In Fig 5(d), we similarly see that the computational time associated with GenCAT analysis of a full set of 19,018 genes is independent of the percentage of significant genes and is relatively constant as the size of the genes under study increases. The computational time for VEGAS, on the other hand, in this setting, increases as the percentage of Bonferroni significant genes increases from 0.0025 to 0.020. Fig 5(d) includes a very approximate range of computational times (shaded region) where the lower bound is based on all genes composed of five SNPs while the upper bound is based on all genes consisting of 67 SNPs. As described in Fig 1, for the three studies we investigate, a plausible range for the number of SNPs in a gene is one to about 5,500 with a mean of approximately 60 and a median of 22−24. The computational times illustrated in Fig 5(d) for both VEGAS and GenCAT are not intended to be highly precise; rather this figure illustrates their relative computational burden under the more extreme scenarios.

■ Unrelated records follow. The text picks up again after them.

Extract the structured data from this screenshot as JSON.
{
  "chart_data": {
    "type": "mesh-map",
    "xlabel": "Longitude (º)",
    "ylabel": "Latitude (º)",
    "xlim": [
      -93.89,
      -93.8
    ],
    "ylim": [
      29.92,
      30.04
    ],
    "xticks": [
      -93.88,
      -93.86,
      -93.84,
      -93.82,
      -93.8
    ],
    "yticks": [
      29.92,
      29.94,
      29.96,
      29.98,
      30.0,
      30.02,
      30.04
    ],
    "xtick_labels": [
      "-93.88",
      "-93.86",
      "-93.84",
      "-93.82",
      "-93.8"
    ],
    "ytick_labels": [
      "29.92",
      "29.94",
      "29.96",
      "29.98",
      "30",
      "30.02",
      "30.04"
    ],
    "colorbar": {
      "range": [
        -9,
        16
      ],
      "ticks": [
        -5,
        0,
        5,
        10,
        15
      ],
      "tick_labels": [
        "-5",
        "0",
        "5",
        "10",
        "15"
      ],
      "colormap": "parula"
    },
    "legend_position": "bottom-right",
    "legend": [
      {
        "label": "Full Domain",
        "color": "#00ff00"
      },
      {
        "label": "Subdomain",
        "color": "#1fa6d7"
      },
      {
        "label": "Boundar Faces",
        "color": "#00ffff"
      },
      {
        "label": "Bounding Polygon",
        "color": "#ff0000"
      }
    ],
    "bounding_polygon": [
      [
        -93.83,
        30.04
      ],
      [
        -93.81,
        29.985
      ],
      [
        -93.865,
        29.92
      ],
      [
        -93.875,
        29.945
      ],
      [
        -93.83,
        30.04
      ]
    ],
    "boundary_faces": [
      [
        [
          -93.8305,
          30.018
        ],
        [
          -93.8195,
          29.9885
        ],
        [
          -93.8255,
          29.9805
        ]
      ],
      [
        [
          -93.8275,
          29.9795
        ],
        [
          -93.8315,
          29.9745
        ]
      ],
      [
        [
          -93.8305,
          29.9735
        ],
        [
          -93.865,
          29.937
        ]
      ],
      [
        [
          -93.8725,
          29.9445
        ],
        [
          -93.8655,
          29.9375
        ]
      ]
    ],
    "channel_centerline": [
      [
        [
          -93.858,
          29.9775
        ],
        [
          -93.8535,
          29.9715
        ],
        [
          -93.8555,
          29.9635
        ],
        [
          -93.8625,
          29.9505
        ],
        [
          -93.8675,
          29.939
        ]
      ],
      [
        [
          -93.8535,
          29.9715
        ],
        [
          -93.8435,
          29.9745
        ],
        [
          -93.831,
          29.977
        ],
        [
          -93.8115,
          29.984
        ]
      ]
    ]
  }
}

Finally, we consider the sensitivity of GenCAT to choice of covariance structure. Herein we focus again on the LPA gene and estimate type-1 error rates and power when data are generated assuming the PennCATH correlation structure for this gene and then analyzed using the GenCAT approach with an estimated correlation structure based on (i) the original PennCATH data; (ii) 1000 Genomes Caucasians (CEU) data; (iii) 1000 Genomes African Americans (ACB) data; (iv) assuming independence. The third and fourth scenarios are clear mispecifications of the covariance matrix while the first scenario is the correct covariance and the second scenario captures sampling variability. Based on 1000 simulations under the null of no association, type-1 error estimates are 0.055, 0.050, 0.075 and 0.222, respectively. Power for detecting shifts of 1, 2 and 3 is estimated to be 48.4%, 99.1% and 100%, respectively, for scenario 1, and slightly lower at 40.8%, 97.9% and 100%, respectively, for scenario 2, and 38.6%, 98.3% and 100%, respectively, for scenario 3. Due to the inflation of type-1-error, the power of scenario 4 is not meaningful and thus not reported.